Encourager le discours des boycotteurs serait tomber dans le piège du populisme, or, ce qui devrait nous intéresser aujourd’hui c’est le fond du message et non sa forme.
Tout d’abord, c’est une réalité, la vie au Maroc coûte cher par rapport au revenu moyen, et des études sérieuses démontrent l’augmentation continue du coût de la vie. C’est un constat qui est partagé par tous depuis des années, et c’est ainsi que l’on peut expliquer le poids grandissant de l’informel. Même le Conseil de la Concurrence, censé veiller à une concurrence saine entre acteurs, n’a jamais été armé des pouvoirs qui lui sont dus pour faire son travail correctement. Résultat, certains secteurs s’organisent en cartels et cela influe naturellement sur les prix.
On dit que la première impression est toujours la bonne, et ma première impression sur ce boycott s’est arrêtée sur ces liaisons dangereuses entre politique et business. Elle me rappelle un débat qui animait les salons à Rabat au tout début du règne de Mohammed VI, et qui proposait de mener une réflexion sur le rôle des hommes et femmes d’affaires dans le futur dessein politique. Seize ans plus tard, la composition du gouvernement actuel et la notion de star-system construite autour de quelques-uns de ses membres nous éclairent sur la conclusion de cette réflexion.
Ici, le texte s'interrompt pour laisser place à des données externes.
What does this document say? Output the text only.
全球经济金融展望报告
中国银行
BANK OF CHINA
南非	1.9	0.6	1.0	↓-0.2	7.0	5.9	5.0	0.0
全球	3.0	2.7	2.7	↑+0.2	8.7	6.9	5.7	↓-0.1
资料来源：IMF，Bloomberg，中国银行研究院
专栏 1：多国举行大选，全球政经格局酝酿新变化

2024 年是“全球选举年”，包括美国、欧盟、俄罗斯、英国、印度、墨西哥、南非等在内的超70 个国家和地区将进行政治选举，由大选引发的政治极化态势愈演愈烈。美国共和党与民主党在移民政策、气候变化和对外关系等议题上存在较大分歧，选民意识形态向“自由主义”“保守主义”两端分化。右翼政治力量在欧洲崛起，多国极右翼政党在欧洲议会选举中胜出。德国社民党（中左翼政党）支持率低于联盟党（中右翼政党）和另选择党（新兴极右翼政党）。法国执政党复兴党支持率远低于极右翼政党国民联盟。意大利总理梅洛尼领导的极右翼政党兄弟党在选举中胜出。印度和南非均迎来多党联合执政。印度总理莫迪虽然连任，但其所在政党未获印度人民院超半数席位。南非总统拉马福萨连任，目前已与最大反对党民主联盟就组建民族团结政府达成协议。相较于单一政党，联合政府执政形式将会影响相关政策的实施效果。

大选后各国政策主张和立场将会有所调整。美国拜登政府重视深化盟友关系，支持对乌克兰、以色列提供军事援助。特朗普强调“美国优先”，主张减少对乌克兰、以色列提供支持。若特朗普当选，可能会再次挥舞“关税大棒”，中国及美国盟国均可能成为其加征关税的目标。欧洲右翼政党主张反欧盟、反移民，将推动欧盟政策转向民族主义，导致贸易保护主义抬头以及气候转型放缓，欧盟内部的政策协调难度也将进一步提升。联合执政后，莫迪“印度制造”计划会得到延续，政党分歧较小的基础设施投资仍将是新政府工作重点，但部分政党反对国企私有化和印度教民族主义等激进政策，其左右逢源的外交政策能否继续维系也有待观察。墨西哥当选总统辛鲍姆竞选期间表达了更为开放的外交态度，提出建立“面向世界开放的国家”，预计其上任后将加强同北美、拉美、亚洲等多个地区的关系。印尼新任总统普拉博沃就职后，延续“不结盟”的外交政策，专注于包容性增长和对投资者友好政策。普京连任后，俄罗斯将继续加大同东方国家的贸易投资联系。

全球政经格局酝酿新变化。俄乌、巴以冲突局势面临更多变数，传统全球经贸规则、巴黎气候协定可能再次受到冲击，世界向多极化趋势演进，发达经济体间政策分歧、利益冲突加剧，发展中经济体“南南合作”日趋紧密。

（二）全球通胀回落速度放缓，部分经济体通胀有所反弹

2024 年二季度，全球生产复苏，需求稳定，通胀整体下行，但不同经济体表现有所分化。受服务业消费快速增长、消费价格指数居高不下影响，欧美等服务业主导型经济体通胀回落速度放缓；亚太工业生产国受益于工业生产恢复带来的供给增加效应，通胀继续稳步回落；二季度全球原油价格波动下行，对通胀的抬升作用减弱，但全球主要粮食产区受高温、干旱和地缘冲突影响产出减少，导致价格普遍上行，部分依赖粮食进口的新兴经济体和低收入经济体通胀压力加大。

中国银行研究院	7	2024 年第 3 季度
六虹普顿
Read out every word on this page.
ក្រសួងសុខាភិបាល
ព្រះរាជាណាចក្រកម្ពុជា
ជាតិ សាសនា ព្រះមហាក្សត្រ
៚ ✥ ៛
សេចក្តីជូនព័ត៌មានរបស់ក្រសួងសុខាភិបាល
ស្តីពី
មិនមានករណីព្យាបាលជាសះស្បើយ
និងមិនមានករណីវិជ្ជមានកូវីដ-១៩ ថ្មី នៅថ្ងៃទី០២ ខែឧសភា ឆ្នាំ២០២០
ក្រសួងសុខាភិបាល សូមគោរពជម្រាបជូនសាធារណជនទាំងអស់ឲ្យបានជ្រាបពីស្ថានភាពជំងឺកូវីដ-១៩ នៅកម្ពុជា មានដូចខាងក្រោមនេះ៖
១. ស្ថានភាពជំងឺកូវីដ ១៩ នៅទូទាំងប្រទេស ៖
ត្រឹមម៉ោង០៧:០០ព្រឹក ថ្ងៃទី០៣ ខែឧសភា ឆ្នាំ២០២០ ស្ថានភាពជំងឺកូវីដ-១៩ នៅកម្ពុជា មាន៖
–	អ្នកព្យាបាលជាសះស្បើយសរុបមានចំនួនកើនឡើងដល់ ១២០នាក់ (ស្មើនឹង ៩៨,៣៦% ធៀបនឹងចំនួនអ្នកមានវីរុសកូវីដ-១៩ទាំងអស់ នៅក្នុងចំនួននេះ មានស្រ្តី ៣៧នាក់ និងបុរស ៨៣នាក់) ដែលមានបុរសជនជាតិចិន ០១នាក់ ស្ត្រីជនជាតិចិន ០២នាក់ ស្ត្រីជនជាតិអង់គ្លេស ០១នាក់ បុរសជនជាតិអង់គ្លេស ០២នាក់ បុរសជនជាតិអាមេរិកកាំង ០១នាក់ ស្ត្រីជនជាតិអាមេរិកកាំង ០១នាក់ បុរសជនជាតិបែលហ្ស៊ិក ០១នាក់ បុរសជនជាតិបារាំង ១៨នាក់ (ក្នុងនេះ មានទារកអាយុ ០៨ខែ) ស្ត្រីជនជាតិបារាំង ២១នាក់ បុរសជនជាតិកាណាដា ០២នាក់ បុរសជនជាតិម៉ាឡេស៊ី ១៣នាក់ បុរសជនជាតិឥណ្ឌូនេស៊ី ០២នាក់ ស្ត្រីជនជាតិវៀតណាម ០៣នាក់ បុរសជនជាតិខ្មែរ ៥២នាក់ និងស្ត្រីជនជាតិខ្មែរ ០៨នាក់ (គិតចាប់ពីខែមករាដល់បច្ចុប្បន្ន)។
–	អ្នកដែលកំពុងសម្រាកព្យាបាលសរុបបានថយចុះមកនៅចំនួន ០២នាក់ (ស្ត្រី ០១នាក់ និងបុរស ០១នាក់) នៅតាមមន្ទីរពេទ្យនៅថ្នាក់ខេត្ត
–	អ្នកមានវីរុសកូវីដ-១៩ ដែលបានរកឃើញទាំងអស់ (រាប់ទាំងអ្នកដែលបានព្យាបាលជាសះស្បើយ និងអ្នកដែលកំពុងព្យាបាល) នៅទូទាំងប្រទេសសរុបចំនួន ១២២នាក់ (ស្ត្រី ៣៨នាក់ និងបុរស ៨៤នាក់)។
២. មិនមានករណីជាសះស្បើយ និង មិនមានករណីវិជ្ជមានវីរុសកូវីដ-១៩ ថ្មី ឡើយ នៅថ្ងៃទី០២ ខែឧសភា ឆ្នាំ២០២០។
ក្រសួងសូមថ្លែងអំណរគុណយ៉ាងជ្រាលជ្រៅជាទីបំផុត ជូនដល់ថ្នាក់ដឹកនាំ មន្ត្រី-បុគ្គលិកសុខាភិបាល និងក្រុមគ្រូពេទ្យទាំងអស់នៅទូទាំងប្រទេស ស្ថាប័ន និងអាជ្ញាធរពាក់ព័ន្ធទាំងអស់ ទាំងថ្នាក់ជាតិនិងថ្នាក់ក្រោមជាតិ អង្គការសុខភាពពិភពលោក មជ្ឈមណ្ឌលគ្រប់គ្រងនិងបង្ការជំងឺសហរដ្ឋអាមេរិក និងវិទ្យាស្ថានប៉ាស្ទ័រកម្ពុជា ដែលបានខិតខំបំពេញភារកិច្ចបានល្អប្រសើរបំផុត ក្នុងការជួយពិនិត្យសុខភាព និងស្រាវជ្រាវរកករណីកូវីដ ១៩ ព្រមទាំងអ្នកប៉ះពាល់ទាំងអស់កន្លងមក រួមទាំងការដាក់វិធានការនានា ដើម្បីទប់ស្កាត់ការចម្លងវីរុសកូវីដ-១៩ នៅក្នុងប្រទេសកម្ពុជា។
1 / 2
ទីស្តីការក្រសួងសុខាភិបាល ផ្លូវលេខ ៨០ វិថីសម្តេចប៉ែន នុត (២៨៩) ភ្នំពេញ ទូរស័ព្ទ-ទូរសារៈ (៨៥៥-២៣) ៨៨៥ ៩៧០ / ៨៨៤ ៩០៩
Aujourd’hui, nous avons un gouvernement dont les deux stars sont des personnes immensément riches, et qui doivent gérer le quotidien d’un Maroc immensément pauvre.
Comment expliquer à ces millions de familles qui vivent en dessous du seuil de pauvreté qu’un des Ministres du gouvernement qui les représente a vendu une de ses compagnies pour 2 milliards de dollars? Ou encore que des Ministres se déplacent en jet privé?
Vous et moi savons qu’autant Aziz Akhannouch que Moulay Hafid Elalamy investissent de leurs propres temps et argent depuis des années pour servir le pays, tout en renonçant à leur rémunération. On sait aussi qu’un Aziz Akhannouch est derrière une fortune de deuxième génération qu’il a fait fructifier à la sueur de son front et que Moulay Hafid Elalamy est un féru de travail, qui ne dort que quelques heures par jour et qui a un appétit inépuisable pour les affaires. Ça c’est votre compréhension et la mienne de la situation, qui n’est pas nécessairement celle du citoyen moyen qui voit en ces deux Ministres l’archétype du fonctionnaire omnipotent, des symboles de l’oligarchie.
Quelle situation! J’ai l’impression que nous avons transposé un problème de perception, qui concernait la Monarchie il y a à peine quelques années, vers des hommes politiques, des technocrates qu’on a peints aux couleurs d’un parti, mais qui ont la tare d’être riches. De là se pose l’éternelle question: dans un pays fragile, peut-on assumer un rôle politique tout en étant immensément riche? La réponse est évidente. La Monarchie l’a compris en 2010 en se retirant des métiers liés à la grande consommation, maintenant c’est au tour de ces hommes d’affaires de faire leur choix.